By Giuseppe Fonte and Angelo Amante
ROME (Reuters) -Italian Economy Minister Giancarlo Giorgetti said on Wednesday he would resign if he were overruled on “golden power” conditions the government has tied to UniCredit’s bid for smaller bank Banco BPM.
Giorgetti, from the hard-right League party, was speaking in the Senate after reports in Italian newspapers, citing government sources, suggested that changes in the conditions were possible, but were being resisted by the minister.
He told reporters that without the full support of Prime Minister Giorgia Meloni on the UniCredit-Banco BPM he would quit immediately.
“If there were the slightest misalignment (with Meloni) you wouldn’t find a resignation threat, but the resignation itself. You don’t announce your resignation, you do it,” Giorgetti said.

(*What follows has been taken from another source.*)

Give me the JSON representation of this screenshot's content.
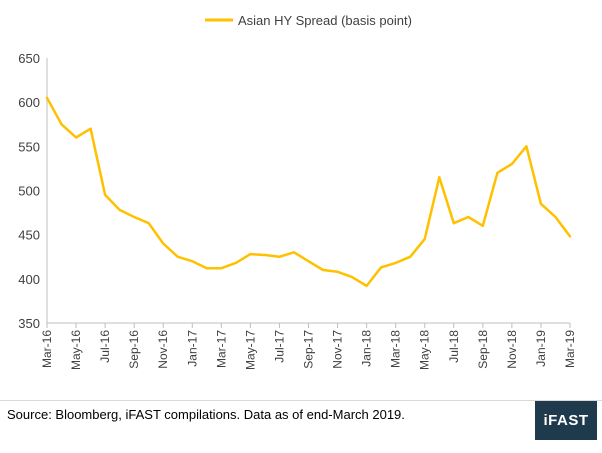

UniCredit’s swoop on BPM, which derailed Rome’s plans to combine BPM with state-backed Monte dei Paschi di Siena, is part of a wave of proposed takeover bids rocking Italian banking.

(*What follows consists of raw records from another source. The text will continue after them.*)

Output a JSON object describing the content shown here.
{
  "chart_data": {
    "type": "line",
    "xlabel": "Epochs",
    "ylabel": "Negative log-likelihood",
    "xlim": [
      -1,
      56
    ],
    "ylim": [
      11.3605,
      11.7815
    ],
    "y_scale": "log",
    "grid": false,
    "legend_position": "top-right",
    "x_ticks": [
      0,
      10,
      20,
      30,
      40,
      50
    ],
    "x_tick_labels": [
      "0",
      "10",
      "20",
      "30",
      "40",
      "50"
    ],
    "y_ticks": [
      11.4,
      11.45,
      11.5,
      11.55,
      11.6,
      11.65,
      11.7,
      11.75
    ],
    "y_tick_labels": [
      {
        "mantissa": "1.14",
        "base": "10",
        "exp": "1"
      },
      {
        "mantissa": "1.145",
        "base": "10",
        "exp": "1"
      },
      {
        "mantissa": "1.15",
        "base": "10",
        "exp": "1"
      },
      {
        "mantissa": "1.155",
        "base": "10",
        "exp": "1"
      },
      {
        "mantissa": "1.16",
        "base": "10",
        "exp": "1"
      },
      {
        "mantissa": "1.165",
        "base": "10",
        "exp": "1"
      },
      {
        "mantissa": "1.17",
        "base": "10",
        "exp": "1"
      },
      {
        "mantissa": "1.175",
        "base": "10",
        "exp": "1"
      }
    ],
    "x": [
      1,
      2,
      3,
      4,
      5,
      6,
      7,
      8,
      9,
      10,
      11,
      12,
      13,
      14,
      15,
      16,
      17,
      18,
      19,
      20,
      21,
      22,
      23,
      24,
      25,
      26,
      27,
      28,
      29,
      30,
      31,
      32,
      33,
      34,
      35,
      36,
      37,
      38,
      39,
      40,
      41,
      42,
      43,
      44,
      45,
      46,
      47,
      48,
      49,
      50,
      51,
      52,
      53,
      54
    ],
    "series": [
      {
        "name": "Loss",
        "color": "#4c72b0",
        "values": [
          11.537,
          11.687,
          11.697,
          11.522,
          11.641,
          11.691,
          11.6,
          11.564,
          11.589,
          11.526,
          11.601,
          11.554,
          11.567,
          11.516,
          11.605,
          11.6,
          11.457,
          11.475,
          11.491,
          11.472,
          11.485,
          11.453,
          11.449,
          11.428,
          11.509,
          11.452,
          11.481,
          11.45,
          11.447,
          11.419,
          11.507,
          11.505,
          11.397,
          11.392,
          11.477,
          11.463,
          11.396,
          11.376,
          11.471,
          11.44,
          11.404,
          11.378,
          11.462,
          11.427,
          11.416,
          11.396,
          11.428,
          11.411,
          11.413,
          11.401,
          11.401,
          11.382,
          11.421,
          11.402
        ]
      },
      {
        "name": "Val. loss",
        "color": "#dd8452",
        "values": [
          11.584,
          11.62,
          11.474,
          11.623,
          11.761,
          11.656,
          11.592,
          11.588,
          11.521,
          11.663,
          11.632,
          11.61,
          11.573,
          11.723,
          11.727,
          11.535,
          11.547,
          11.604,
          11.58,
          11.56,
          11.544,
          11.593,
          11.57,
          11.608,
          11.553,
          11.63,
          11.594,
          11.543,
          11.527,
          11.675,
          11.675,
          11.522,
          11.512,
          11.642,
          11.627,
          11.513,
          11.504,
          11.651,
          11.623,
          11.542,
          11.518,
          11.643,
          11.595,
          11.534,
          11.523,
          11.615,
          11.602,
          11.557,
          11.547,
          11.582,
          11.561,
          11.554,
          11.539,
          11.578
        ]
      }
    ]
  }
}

In order to clear the deal, Meloni’s administration has given UniCredit nine months to cease its activities in Russia and asked it not to reduce BPM’s loan-to-deposit ratio for five years.
The co-ruling Forza Italia party, led by Foreign Minister Antonio Tajani, is pushing Meloni to ease these conditions, political sources have told Reuters.
The party is being lobbied by Italian firms that are still relying on UniCredit to pursue their business activities in Russia, the sources said, even though these have been much-reduced since Moscow’s invasion of Ukraine in 2022.
Giorgetti is determined to maintain a hard-line on UniCredit after the government said it was protecting Rome’s strategic interests by avoiding “even the slightest risk” of aiding Russia’s economy where the bank operates.
Meloni has not recently spoken publicly on the issue.
Giorgetti said the government was focused on monitoring compliance with the golden power conditions, and its response to issues raised by both Banco BPM and UniCredit would be fully coordinated between the Treasury and Meloni’s office.
UniCredit has appealed to an administrative court against the terms set by the government, and its CEO Andrea Orcel said on Tuesday it could let the offer lapse because it was no longer financially advantageous under the conditions imposed.
Banco BPM also said it would appeal to an administrative court against a decision by Italian market regulator Consob to suspend the buyout offer for 30 days, to give UniCredit time to negotiate the golden power terms with the government.
“They all go to court in this country and things get messy,” Giorgetti said.